Ayala pummeled Ashton 57 percent to 43 percent in a race in which just a month ago she still was a relative unknown former assistant state attorney trying to unseat the nationally famous prosecutor.
That was before Democratic super PAC financier George Soros got involved, bankrolling a million-dollar independent advertising campaign to slam Ashton and offer Ayala as an answer.
Using several political action committees with the name “Safety & Justice,” Soros has set about to get black candidates elected all over the country. His “Florida Safety & Justice” PAC pushed Ayala and accused Ashton of discrimination in the way he ran prosecutions, something Ashton vehemently denied.
She must still win the general election but the only opponent left is a write-in candidate, William Voss, who qualified for the ballot because he, too, wanted Ashton out of office. Even if he does not withdraw, he will be only a road-bump in Ayala’s eventually victory.
That victory makes Ayala the first African-American ever elected to a state attorney office in the history of Florida. It’s a matter she has expressed pride about but not really pushed in her campaign.
Her campaign advocated instead for a reorganization of the State Attorney’s Office in Orlando to pay more attention to crimes such as domestic violence, and to bridge communication gaps between prosecutors and the broader Central Florida community.
She said she had never had any contact with Soros.
Ashton gained national fame five years ago as the prosecutor of Casey Anthony, an assignment that led to a movie depicting him and helped lead to his election in 2012. He was bitter about Tuesday’s defeat, blaming it what he called a false campaign by the New York billionaire who’d never met either candidate.
“The voters decided today that the price of the state attorney’s race is $1.4 million in lies.

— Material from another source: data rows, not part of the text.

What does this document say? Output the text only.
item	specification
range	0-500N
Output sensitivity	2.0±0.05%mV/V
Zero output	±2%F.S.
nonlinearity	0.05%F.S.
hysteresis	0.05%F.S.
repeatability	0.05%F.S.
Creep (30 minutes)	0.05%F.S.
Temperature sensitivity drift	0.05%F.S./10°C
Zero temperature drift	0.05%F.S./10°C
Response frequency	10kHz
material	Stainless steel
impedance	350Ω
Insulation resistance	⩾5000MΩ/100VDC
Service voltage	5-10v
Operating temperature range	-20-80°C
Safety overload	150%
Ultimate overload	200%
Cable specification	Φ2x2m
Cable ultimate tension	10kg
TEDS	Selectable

I’m deeply disappointed in this result but I stand by the good work of my office and the folks who work here,” Ashton said.
Ironically, Ashton could have expected a bitter campaign fight, but not about the issue of discrimination, which no one else has ever publicly leveled. Instead, he must have been preparing for Ayala to bring up an embarrassing episode in 2015 when his name appeared on the leaked list of people who had applied for membership to the Ashley Madison dating site for married men. Ashton publicly apologized then, saying he had never actually used the site to meet anyone and had entered it only out of curiosity.
Ayala had mentioned the incident when she first announced her candidacy last winter and said she intended to push integrity as one of her issues. But she never actually campaigned about it, and “Florida Safety & Justice” never mentioned it either.